There are numerous insufficiently funded and worthy causes in the state budget that might benefit from this one-time largesse, including K-12 schools and Colorado’s unemployment trust funds, which are nearly certain to be tapped out post-pandemic. Soper is proposing to funnel this cash windfall into a permanent endowment for the Office of Just Transition, currently unfunded, to jumpstart retraining programs for mining and power plant workers losing jobs. Whether they wish to move to the Front Range as coders is unproven. Another tranche would be sluiced into the state’s Controlled Maintenance Trust Fund for state owned buildings and property, both estimable initiatives. Soper can’t be faulted for attempting to grab the cash stash before a more sympathetic plaintiff beats him to the bank.

Colorado’s gaming towns engineered a similar fiscal maneuver by earmarking tax revenues from expanded betting limits to support the state’s community college system. It sounded like a clever way to kill two birds with one stone and voters approved but we can question whether it represented judicious public policy. There is a longstanding premise that some evident nexus should link a source of tax revenue to the activities it funds. Fuel taxes for road funding provides an obvious logic. Yet legislators have proven unable to persuade voters who loudly complain about the condition of Colorado highways to approve road use levies needed to improve them. Consequently, funding has become a Hobbesian competition for slices from the sales tax. Most of them have failed.

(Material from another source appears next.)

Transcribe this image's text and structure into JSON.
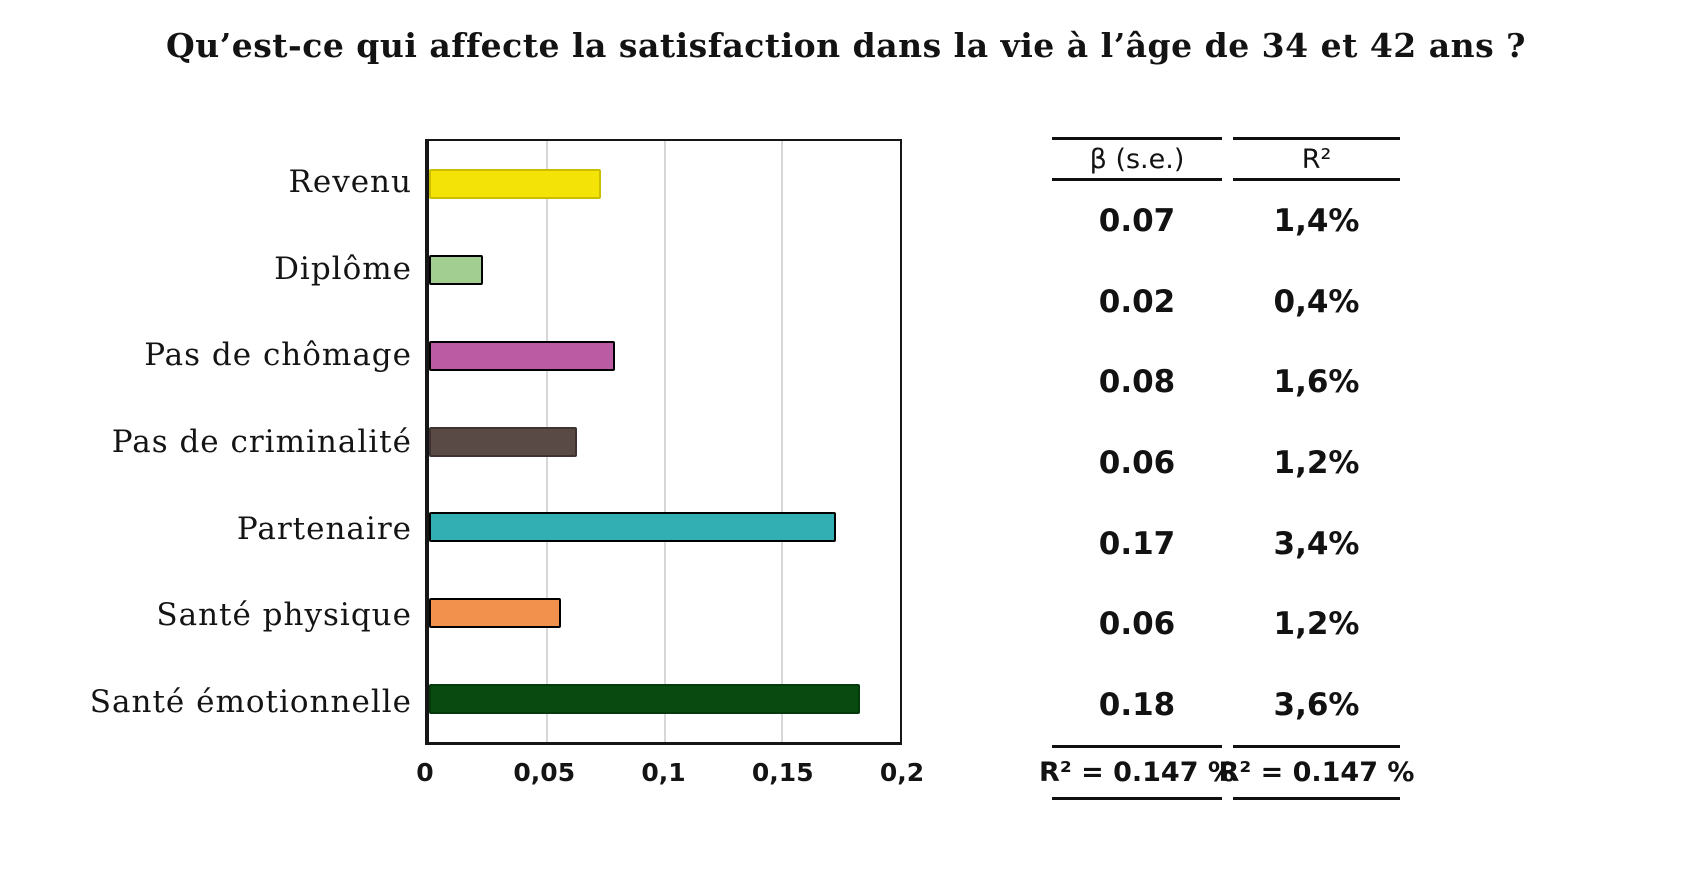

While explaining why Pinnacol was complicit in the attempt to carve up its Golden Goose 10 years ago I wrote, “…as Pinnacol becomes a privately held entity and begins to engineer an initial public offering, it would not be unusual for the officers to award themselves $50-60 million, or more, (a lot more in 2021) in stock options.” While managers may deserve bonuses, are riches, originally underwritten by taxpayers, really a good idea? Would a venture capitalist accept 17 years of 6% earnings? And, whose moneys are these anyway? Should they belong to the 56,000 employers who paid premiums over decades? And, who will be the insurer of last resort once Pinnacol becomes a mutual company. Wouldn’t a third-party evaluation audit make sense? Don’t some guardrails seem in order?